Di quel periodo di detenzione Scarantino sembra conservare parecchi ricordi. Come il fatto di essere un «sorvegliato a vista». Mentre intorno a lui si davano il cambio detenuti che cercavano in tutti i modi di fargli dire qualcosa su quella strage. «Io non avevo nessun problema, parlavo con le guardie non con i detenuti, dicevo che ero innocente, che ero disperato, ma mi prendevano per pazzo. L’unica colpa che ho avuto è quella di non aver messo la museruola e di non essere stato muto come mio cognato, che lo è stato per diciotto anni, ma era carattere, non parlava nemmeno in famiglia». L’unico conforto, nei suoi racconti di oggi, era la preghiera e il percorso spirituale iniziato dietro le sbarre. «Ho chiesto dei favori ad Andriotta – ammette a un certo punto -, non ci vedevo niente di male, non pensavo che potesse girarsi e diventare che io gli avevo detto della strage e altre cose. Gli avevo chiesto solo se tramite sua moglie poteva chiamare al negozio di abbigliamento di un amico per dirgli di portare dei soldi a mia moglie, io con questo amico avevo investito 30 milioni di vecchie lire, non era una cosa illecita, era una negozio di abbigliamento in via Bandiera .Io mi sfogavo con la guardia, non con lui – ripete a più riprese Scarantino -. Ma tanto La Barbera c’era sempre, anche quando mi trasferivano da un carcere all’altro con la nave, lui era lì a bordo e nemmeno si nascondeva per non farsi vedere. Mi ripetevano tutti che ero una persona a rischio, mi potevano ammazzare, ma intanto mi facevano dormire con i mafiosi», insiste.

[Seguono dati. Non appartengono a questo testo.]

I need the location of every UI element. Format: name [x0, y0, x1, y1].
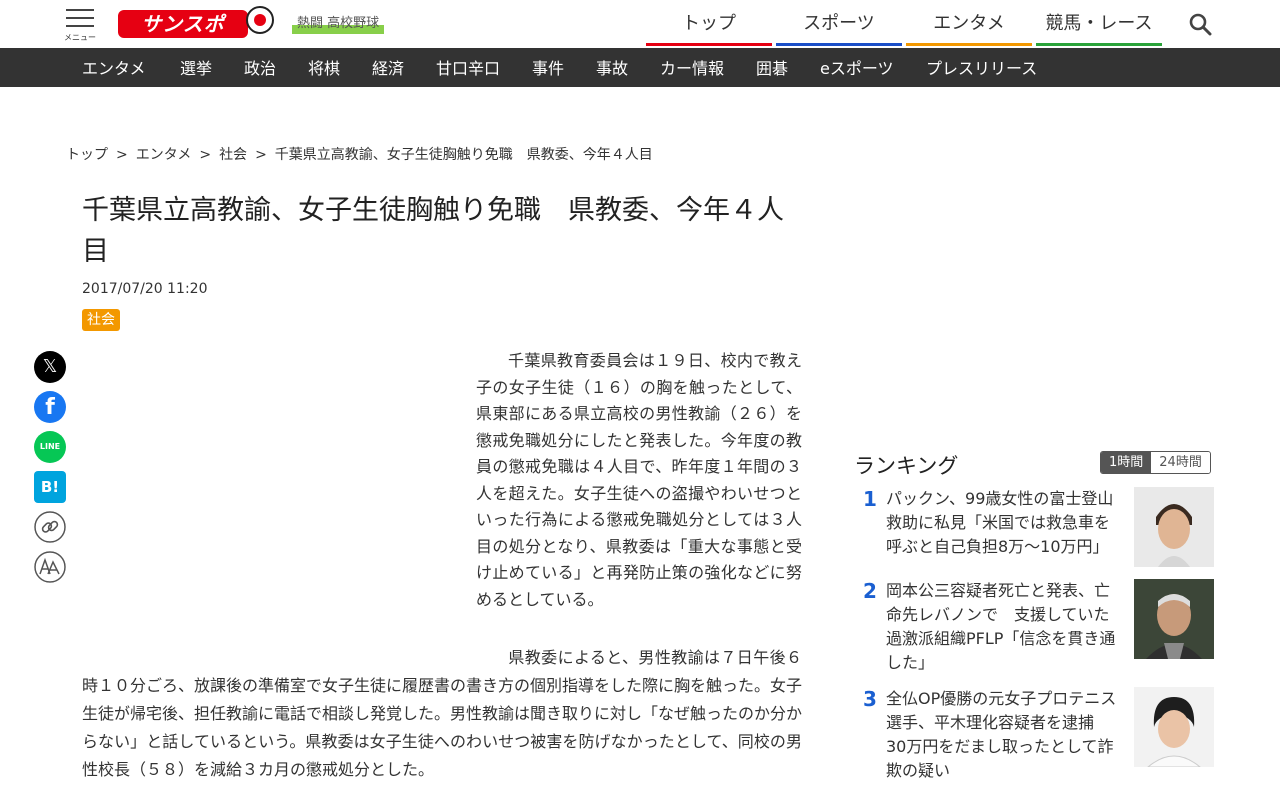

Ma tra i due, a suo dire, non ci sarebbe stata mai alcuna confidenza. «Segreti con Andriotta non ne avevo, lui non mi piaceva perché si vedeva che era uno spione, si vedeva che era sbirro pa acchiappare e che me l’avevano messo vicino apposta. Prima – ricorda ancora – mi avevano messo pure un altro ragazzo, un bombolaro, anche lui con l’ergastolo, ma è stato onesto e si è fatto trasferire subito, se n’è andato perché ha visto la mia disperazione». Ma le pressioni di Andriotta non sarebbero solo esercitate attraverso domande insistenti o distorte confidenze personali. «Mi diceva sempre che avrei fatto la fine di Nino Gioè. Ma io pensavo che mi sarebbero rimasti gli ematomi, che si sarebbe capito, perché prima mi avrebbero dovuto acchiappare. Ma lui rispondeva che mi avrebbero messo in un congelatore per fare sparire poi gli ematomi e farlo passare per un suicidio. Lui parlava attraverso il dottor La Barbera – dice convinto -. Allo stesso modo mi raccontava di un prete che era stato ucciso sempre in cella, gli avevano messo il bollito in bocca e lo avevano soffocato. Quando lo hanno trasferito mi ha detto “Ricordati di me”, con un’aria che sembrava voler intendere “ce l’ho fatta” e uno strano gesto con la mano. Pochi giorni dopo io sono finito a Pianosa».